Contrast that with Dahlkemper, who, I can confirm from firsthand experience, has a head. In fact, her head may be one of her best assets, albeit not in the sense that it makes her excel in the aerial game on a soccer field.
Intelligence, composure and adaptability are three of the biggest reasons why Dahlkemper, over the last year, has emerged as a potential starter in central defense next to Becky Sauerbrunn. That, along with an enticing skill on the ball and the persistent, upward trajectory of her career has made her transition into the national team a no-brainer, particularly at this point of the World Cup cycle.
"She’s got tremendous poise," according to Ellis. "Her distribution, her quality and her delivery. I think she’s a natural playmaker from the back, essentially. And then couple that with her defending.
"That’s still a work in progress, for her. But she has a ruggedness about her, a physical dimension to her. I think you have to be brave to be in the back; I think she’s brave."
That bravery, something that wasn’t there in the physical sense when she first turned pro, may be the hallmark of Dahlkemper’s improvement. After a rookie year, two seasons ago, when she often played out of position in midfield, Dahlkemper was moved back to her natural position last season, one in which her club finished sixth (out of 10 teams) in goals allowed.
That bedding-in period under her belt, she's been challenged by her club coach, Paul Riley, to be become more of a physical presence on the field. Her progress has helped North Carolina field the best defense in the NWSL.
“She used to be great on the ball,” Riley remembers, “and not so great without, because she didn’t want to put herself in there. Now she puts herself in there nicely.
“I said to her, ‘You have to add this layer to you.
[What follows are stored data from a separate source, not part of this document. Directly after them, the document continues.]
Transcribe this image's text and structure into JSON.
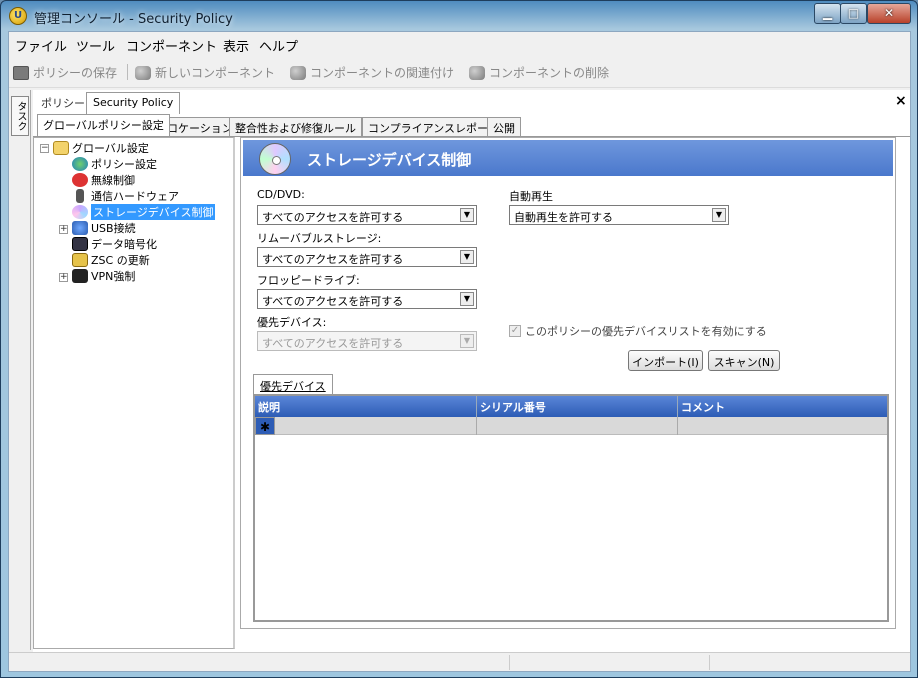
{
  "window": {
    "title": "管理コンソール - Security Policy",
    "app_icon": "U"
  },
  "menu": [
    "ファイル",
    "ツール",
    "コンポーネント",
    "表示",
    "ヘルプ"
  ],
  "toolbar": {
    "save": "ポリシーの保存",
    "new_component": "新しいコンポーネント",
    "link_component": "コンポーネントの関連付け",
    "delete_component": "コンポーネントの削除"
  },
  "tasks_label": "タスク",
  "doc_tab": {
    "label": "ポリシー",
    "name": "Security Policy",
    "close": "×"
  },
  "policy_tabs": [
    "グローバルポリシー設定",
    "ロケーション",
    "整合性および修復ルール",
    "コンプライアンスレポート",
    "公開"
  ],
  "tree": {
    "root": "グローバル設定",
    "items": [
      "ポリシー設定",
      "無線制御",
      "通信ハードウェア",
      "ストレージデバイス制御",
      "USB接続",
      "データ暗号化",
      "ZSC の更新",
      "VPN強制"
    ]
  },
  "content": {
    "title": "ストレージデバイス制御",
    "cd_label": "CD/DVD:",
    "cd_value": "すべてのアクセスを許可する",
    "removable_label": "リムーバブルストレージ:",
    "removable_value": "すべてのアクセスを許可する",
    "floppy_label": "フロッピードライブ:",
    "floppy_value": "すべてのアクセスを許可する",
    "preferred_label": "優先デバイス:",
    "preferred_value": "すべてのアクセスを許可する",
    "autoplay_label": "自動再生",
    "autoplay_value": "自動再生を許可する",
    "checkbox_label": "このポリシーの優先デバイスリストを有効にする",
    "import_button": "インポート(I)",
    "scan_button": "スキャン(N)",
    "subtab": "優先デバイス",
    "grid_columns": [
      "説明",
      "シリアル番号",
      "コメント"
    ],
    "new_row_marker": "✱"
  }
}
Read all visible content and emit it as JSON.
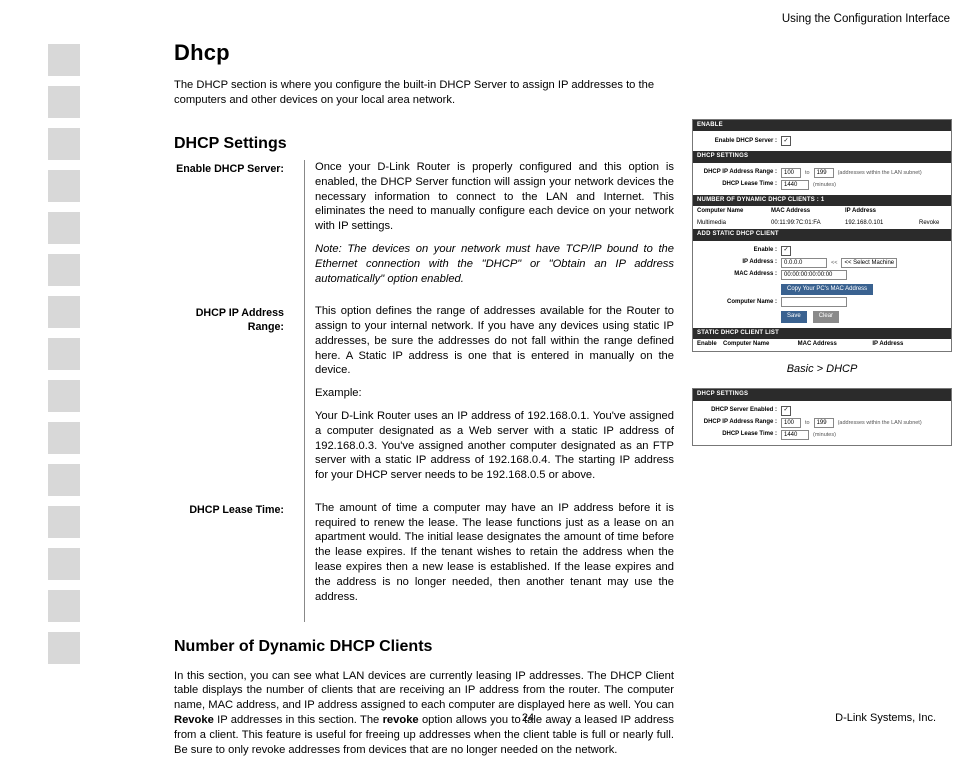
{
  "header": {
    "section": "Using the Configuration Interface"
  },
  "title": "Dhcp",
  "intro": "The DHCP section is where you configure the built-in DHCP Server to assign IP addresses to the computers and other devices on your local area network.",
  "settings": {
    "heading": "DHCP Settings",
    "items": [
      {
        "label": "Enable DHCP Server:",
        "body": "Once your D-Link Router is properly configured and this option is enabled, the DHCP Server function will assign your network devices the necessary information to connect to the LAN and Internet. This eliminates the need to manually configure each device on your network with IP settings.",
        "note": "Note: The devices on your network must have TCP/IP bound to the Ethernet connection with the \"DHCP\" or \"Obtain an IP address automatically\" option enabled."
      },
      {
        "label": "DHCP IP Address Range:",
        "body": "This option defines the range of addresses available for the Router to assign to your internal network. If you have any devices using static IP addresses, be sure the addresses do not fall within the range defined here. A Static IP address is one that is entered in manually on the device.",
        "example_label": "Example:",
        "example": "Your D-Link Router uses an IP address of 192.168.0.1. You've assigned a computer designated as a Web server with a static IP address of 192.168.0.3. You've assigned another computer designated as an FTP server with a static IP address of 192.168.0.4. The starting IP address for your DHCP server needs to be 192.168.0.5 or above."
      },
      {
        "label": "DHCP Lease Time:",
        "body": "The amount of time a computer may have an IP address before it is required to renew the lease. The lease functions just as a lease on an apartment would. The initial lease designates the amount of time before the lease expires. If the tenant wishes to retain the address when the lease expires then a new lease is established. If the lease expires and the address is no longer needed, then another tenant may use the address."
      }
    ]
  },
  "clients": {
    "heading": "Number of Dynamic DHCP Clients",
    "p1": "In this section, you can see what LAN devices are currently leasing IP addresses. The DHCP Client table displays the number of clients that are receiving an IP address from the router. The computer name, MAC address, and IP address assigned to each computer are displayed here as well. You can ",
    "revoke1": "Revoke",
    "p2": " IP addresses in this section. The ",
    "revoke2": "revoke",
    "p3": " option allows you to tale away a leased IP address from a client. This feature is useful for freeing up addresses when the client table is full or nearly full. Be sure to only revoke addresses from devices that are no longer needed on the network."
  },
  "shot1": {
    "enable_bar": "ENABLE",
    "enable_label": "Enable DHCP Server :",
    "settings_bar": "DHCP SETTINGS",
    "range_label": "DHCP IP Address Range :",
    "range_from": "100",
    "range_to": "199",
    "range_hint": "(addresses within the LAN subnet)",
    "lease_label": "DHCP Lease Time :",
    "lease_val": "1440",
    "lease_hint": "(minutes)",
    "dyn_bar": "NUMBER OF DYNAMIC DHCP CLIENTS : 1",
    "col_name": "Computer Name",
    "col_mac": "MAC Address",
    "col_ip": "IP Address",
    "row_name": "Multimedia",
    "row_mac": "00:11:99:7C:01:FA",
    "row_ip": "192.168.0.101",
    "row_act": "Revoke",
    "add_bar": "ADD STATIC DHCP CLIENT",
    "add_enable": "Enable :",
    "add_ip": "IP Address :",
    "add_ip_val": "0.0.0.0",
    "add_sel": "<< Select Machine",
    "add_mac": "MAC Address :",
    "add_mac_val": "00:00:00:00:00:00",
    "copy_btn": "Copy Your PC's MAC Address",
    "add_name": "Computer Name :",
    "save": "Save",
    "clear": "Clear",
    "list_bar": "STATIC DHCP CLIENT LIST",
    "list_en": "Enable",
    "list_name": "Computer Name",
    "list_mac": "MAC Address",
    "list_ip": "IP Address",
    "caption": "Basic > DHCP"
  },
  "shot2": {
    "bar": "DHCP SETTINGS",
    "enabled_label": "DHCP Server Enabled :",
    "range_label": "DHCP IP Address Range :",
    "range_from": "100",
    "to": "to",
    "range_to": "199",
    "range_hint": "(addresses within the LAN subnet)",
    "lease_label": "DHCP Lease Time :",
    "lease_val": "1440",
    "lease_hint": "(minutes)"
  },
  "footer": {
    "page": "24",
    "company": "D-Link Systems, Inc."
  }
}
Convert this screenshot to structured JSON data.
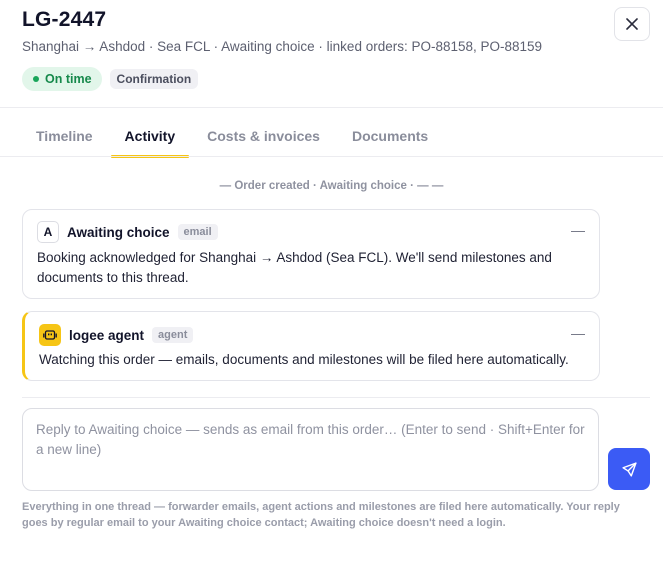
{
  "header": {
    "title": "LG-2447",
    "subtitle": "Shanghai → Ashdod · Sea FCL · Awaiting choice · linked orders: PO-88158, PO-88159",
    "status_badge": "On time",
    "stage_badge": "Confirmation",
    "close_icon": "close-icon"
  },
  "tabs": [
    {
      "label": "Timeline",
      "active": false
    },
    {
      "label": "Activity",
      "active": true
    },
    {
      "label": "Costs & invoices",
      "active": false
    },
    {
      "label": "Documents",
      "active": false
    }
  ],
  "activity": {
    "divider": "— Order created · Awaiting choice · — —",
    "messages": [
      {
        "avatar": "A",
        "sender": "Awaiting choice",
        "channel": "email",
        "menu": "—",
        "body": "Booking acknowledged for Shanghai → Ashdod (Sea FCL). We'll send milestones and documents to this thread."
      },
      {
        "avatar_icon": "robot-icon",
        "sender": "logee agent",
        "channel": "agent",
        "menu": "—",
        "body": "Watching this order — emails, documents and milestones will be filed here automatically."
      }
    ]
  },
  "composer": {
    "placeholder": "Reply to Awaiting choice — sends as email from this order… (Enter to send · Shift+Enter for a new line)",
    "value": "",
    "send_icon": "send-icon",
    "footnote": "Everything in one thread — forwarder emails, agent actions and milestones are filed here automatically. Your reply goes by regular email to your Awaiting choice contact; Awaiting choice doesn't need a login."
  },
  "colors": {
    "accent": "#f6c515",
    "send": "#3b5bf5",
    "on_time_bg": "#e2f6ea",
    "on_time_text": "#16894b"
  }
}
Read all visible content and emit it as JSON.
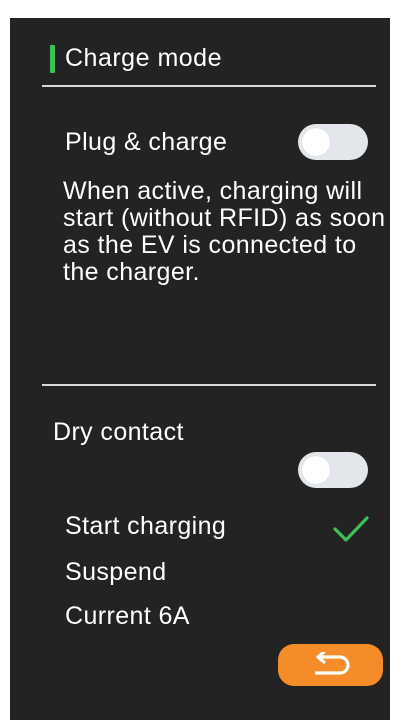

You have to add this layer of aggressive to your game, otherwise you won’t play at the top level long.’ Becky’s added that, too. When Becky was young, she didn’t have that. She’s added that. She’s added some steel to her. Abby’s added that, too, and she’s great.”
Let’s put the Sauerbrunn parallels aside, for a bit. For now, let’s get back to sponges.
As much as the metaphor sells Dahlkemper short, the obvious angle – the sponge's absorbency – helps explain how the 24-year-old got here. From college to the professional ranks, and then into the national team, Dahlkemper has been blessed to be surrounded by exceptional talent. She has excelled at each of those levels, and if there was one person in women's soccer you'd want to take the sponge metaphor to heart, Dahlkemper may be your target.
Having, in 2011, entered UCLA as one of the nation's top recruits, Dahlkemper played on a 2013 national title team that included eight other NWSL players-to-be.
Throughout her time in Los Angeles, Dahlkemper would play with 11 players who'd turn pro, six who'd become internationals, and be coached by current U.S. national team assistant B.J. Snow. She was even recruited to Westwood by Ellis.
For someone intent on casting herself as a sponge, that's an immense amount of talent to be around, but the trend continues into the professional ranks. First in the NWSL, trying for a second-straight league title, the Courage roster contains 13 players who have appeared for their country and international level, including seven U.S. internationals.